Friday, June 12, 2015

The "Passing" of Rachel Dolezal

OK, so this Rachel Dolezal story today has me fascinated.  This woman who claims to have some African-American heritage, is a Professor of African Studies and the President of the Spokane, WA NAACP.  Her mother reports that her heritage is instead Czech, German and possibly some Native American.  Looking at her pictures, it seems that it is possible that she is has some multi-racial background, and it's possible that she doesn't.  (Because race is a false construct that we have plunked down upon ourselves, but that's a different blog post.) So who is "passing" here, Rachel or her mother or father?  That part remains a mystery. (As is why her mother would go to the press, but again, a different blog post.)

I'm not entirely sure why I'm reacting so strongly to this story, except that it hits me as an adopted child.  A light-haired, green-eyed, Jewish, adopted child.  The ethnic narrative in my head was always Jewish, plus some other stuff, probably, but I primarily identify as a Jewish person.  In my search for my bio-heritage I found out that my biological mother was Jewish (phew), but as I suspected, my paternal heritage was not.  I expected the usual American white ethnic muttdom, which to a certain extent I got, but I did not expect to find two early relatives on the Mayflower (Small and White, apt, no?)  and ancestors that fought in the Revolution and on both sides of the Civil War.  In some ways it was very disconcerting, I was a JAP not DAR.  Not that any of it matters, but it was weird.  

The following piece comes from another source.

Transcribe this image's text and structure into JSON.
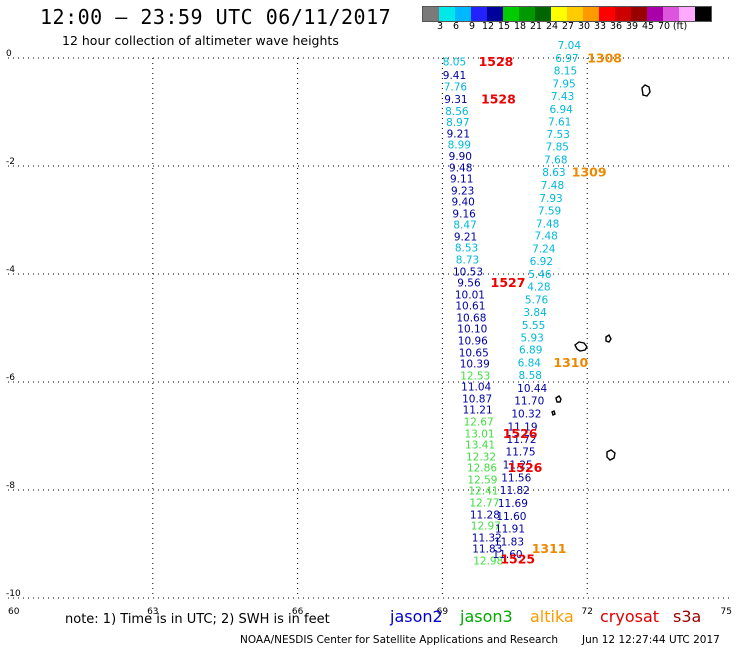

It struck me as weird for they first time, when I took the boy child to visit Gettysburg College.  I went into my usual "Daddy had ancestors that fought on both sides..." spiel, when I had to stop and say "Oh wait, so did I...."  And for a moment it was like a brain hitting a brick wall.  A different view of who I was.  Which was very disconcerting.  I knew who I was.  A change in that at 45?  Weird.

Disconcerting, but ultimately not very meaningful because who we are is in what we do, not in who our ancestors were.  So my inclination with this whole crazy story is to give this woman a break, if she feels black, identifies herself as black, let her be black.  Maybe she is "passing."  Maybe her parents are.  Why does it matter?  It isn't like there are any human without some African DNA, so if she feels hers more accurately represents who she truly is, why not let her claim it?  No matter how much or little she has.  I know that had I found myself to have no biological Jewish heritage, I would have felt bereft of my identity.  (And that with religion rather than race there would have been a process by which I could have switched.) So why should I tell anyone else who they get to be?